Kritik zu Archipelago

© Verleih

2010
Original-Titel: 
Archipelago
Filmstart in Deutschland: 
24.05.2012
L: 
114 Min
FSK: 
Ohne Angabe

Wenn jeder Mensch ein Eiland ist, dann ist die Familie ein Archipelago, eine Gruppe von unter Wasser verbundenen Inseln. In ihrem Film lässt Joanna Hogg einen Sturm über diese Inselgruppe hinwegwehen, der die Verbindungen auf die Probe stellt

Bewertung: 3
Leserbewertung
3
3 (Stimmen: 1)

Malerisch ist die Landschaft auf Tresco, einer der Scilly Islands im äußersten Südwesten Englands, so als wäre man in der Karibik. Palmen wiegen sich im rauen Wind, weiß-blau wechselt Sand zu Meer und die Häuser passen sich bescheiden dem Überfluss an Natur an. Auf dieser Insel haben Edward (Tom Hiddleston) und Cynthia (Lydia Leonard) in ihrer Kindheit die Ferien verbracht, in einem alten Herrenhaus mit eigenem Charakter. Nun sind beide erwachsen. Edward steht vor einem freiwilligen Jahr als Lehrer in Afrika.

Ein paar Tage auf der Insel der frohen Erinnerungen soll die Familie noch einmal zusammenbringen, so zumindest denkt es sich die Mutter (Kate Fahy). Dass sie der Vater von Tag zu Tag vertröstet, und schließlich gar nicht erscheint, ist nur eine der Misslichkeiten in diesen Tagen des Abschieds. Dass Edwards Freundin nicht dabei sein darf, eine andere.

Gespräche strukturieren diesen Film. Zwischen Mutter und Sohn, zwischen den Geschwistern, zwischen Edward und der jungen Köchin, die eigens engagiert wurde, um der Familie den Tag zu erleichtern.
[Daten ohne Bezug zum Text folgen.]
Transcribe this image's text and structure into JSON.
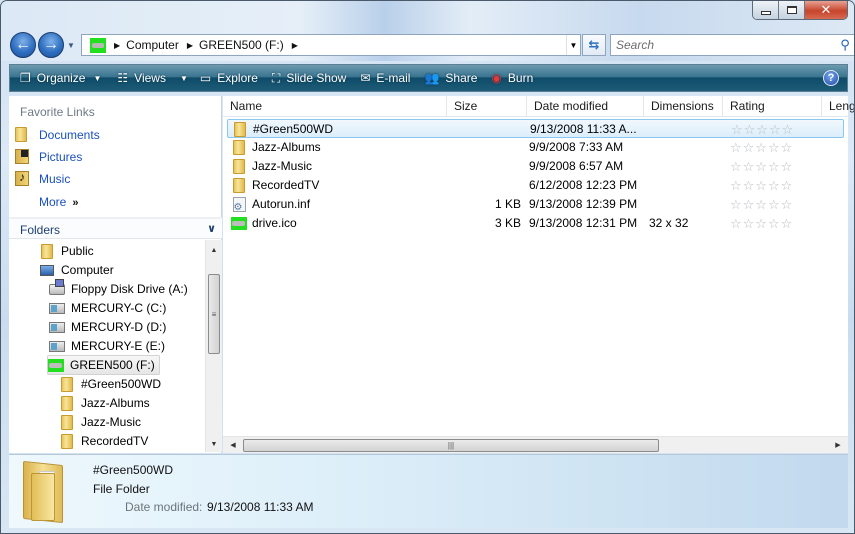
{
  "window": {
    "caption_buttons": {
      "minimize": "minimize",
      "maximize": "maximize",
      "close": "✕"
    }
  },
  "navigation": {
    "back_icon": "back-arrow-icon",
    "forward_icon": "forward-arrow-icon",
    "address": {
      "drive_icon": "green-drive-icon",
      "breadcrumbs": [
        "Computer",
        "GREEN500 (F:)"
      ]
    },
    "search": {
      "placeholder": "Search"
    }
  },
  "toolbar": {
    "items": [
      {
        "label": "Organize",
        "icon": "organize-icon",
        "has_dropdown": true
      },
      {
        "label": "Views",
        "icon": "views-icon",
        "has_dropdown": true
      },
      {
        "label": "Explore",
        "icon": "explore-icon"
      },
      {
        "label": "Slide Show",
        "icon": "slideshow-icon"
      },
      {
        "label": "E-mail",
        "icon": "email-icon"
      },
      {
        "label": "Share",
        "icon": "share-icon"
      },
      {
        "label": "Burn",
        "icon": "burn-icon"
      }
    ],
    "help": "?"
  },
  "sidebar": {
    "favorite_links_title": "Favorite Links",
    "favorites": [
      {
        "label": "Documents",
        "icon": "documents-folder-icon"
      },
      {
        "label": "Pictures",
        "icon": "pictures-folder-icon"
      },
      {
        "label": "Music",
        "icon": "music-folder-icon"
      }
    ],
    "more_label": "More",
    "more_glyph": "»",
    "folders_title": "Folders",
    "folders_chevron": "⌄",
    "tree": [
      {
        "label": "Public",
        "icon": "folder-icon",
        "level": 0
      },
      {
        "label": "Computer",
        "icon": "computer-icon",
        "level": 0
      },
      {
        "label": "Floppy Disk Drive (A:)",
        "icon": "floppy-drive-icon",
        "level": 1
      },
      {
        "label": "MERCURY-C (C:)",
        "icon": "network-drive-icon",
        "level": 1
      },
      {
        "label": "MERCURY-D (D:)",
        "icon": "network-drive-icon",
        "level": 1
      },
      {
        "label": "MERCURY-E (E:)",
        "icon": "network-drive-icon",
        "level": 1
      },
      {
        "label": "GREEN500 (F:)",
        "icon": "green-drive-icon",
        "level": 1,
        "selected": true
      },
      {
        "label": "#Green500WD",
        "icon": "folder-icon",
        "level": 2
      },
      {
        "label": "Jazz-Albums",
        "icon": "folder-icon",
        "level": 2
      },
      {
        "label": "Jazz-Music",
        "icon": "folder-icon",
        "level": 2
      },
      {
        "label": "RecordedTV",
        "icon": "folder-icon",
        "level": 2
      }
    ]
  },
  "file_list": {
    "columns": [
      "Name",
      "Size",
      "Date modified",
      "Dimensions",
      "Rating",
      "Length"
    ],
    "rows": [
      {
        "name": "#Green500WD",
        "icon": "folder-icon",
        "size": "",
        "date": "9/13/2008 11:33 A...",
        "dimensions": "",
        "rating": "☆☆☆☆☆",
        "selected": true
      },
      {
        "name": "Jazz-Albums",
        "icon": "folder-icon",
        "size": "",
        "date": "9/9/2008 7:33 AM",
        "dimensions": "",
        "rating": "☆☆☆☆☆"
      },
      {
        "name": "Jazz-Music",
        "icon": "folder-icon",
        "size": "",
        "date": "9/9/2008 6:57 AM",
        "dimensions": "",
        "rating": "☆☆☆☆☆"
      },
      {
        "name": "RecordedTV",
        "icon": "folder-icon",
        "size": "",
        "date": "6/12/2008 12:23 PM",
        "dimensions": "",
        "rating": "☆☆☆☆☆"
      },
      {
        "name": "Autorun.inf",
        "icon": "settings-file-icon",
        "size": "1 KB",
        "date": "9/13/2008 12:39 PM",
        "dimensions": "",
        "rating": "☆☆☆☆☆"
      },
      {
        "name": "drive.ico",
        "icon": "green-drive-icon",
        "size": "3 KB",
        "date": "9/13/2008 12:31 PM",
        "dimensions": "32 x 32",
        "rating": "☆☆☆☆☆"
      }
    ]
  },
  "details_pane": {
    "name": "#Green500WD",
    "type": "File Folder",
    "date_label": "Date modified:",
    "date_value": "9/13/2008 11:33 AM"
  }
}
Es passiert nicht viel und doch merkt man, wie sich die alten Wunden bemerkbar machen, die das gemeinsame Leben geschlagen hat, wie jeder seine gewohnte Rolle einnimmt, von der er sich hatte lösen wollen, und an den eigenen Erwartungen scheitert. Das Spiel der Familie parallelisiert Regisseurin Joanna Hogg mit der Geschichte eines Malers, der den Damen Unterricht gibt. Hier entsteht der Film wie ein Gemälde. Ein Strich hier, ein paar Tupfer da, die Konzentration auf die eine Farbe, der Verzicht auf eine andere zugunsten eines einzigartigen Zusammenspiels. Joanna Hogg malt ihre Geschichte. Die Kamera bleibt distanziert, lauscht dem Gespräch, ohne den Redenden zu nahe zu rücken. Kaum eine Miene wird verzogen, keine Gesten, kein Wandel im Ausdruck. Und doch explodiert da etwas in der Familie, das sich mit Worten nicht festhalten lässt, sondern seinen Niederschlag im Bild findet.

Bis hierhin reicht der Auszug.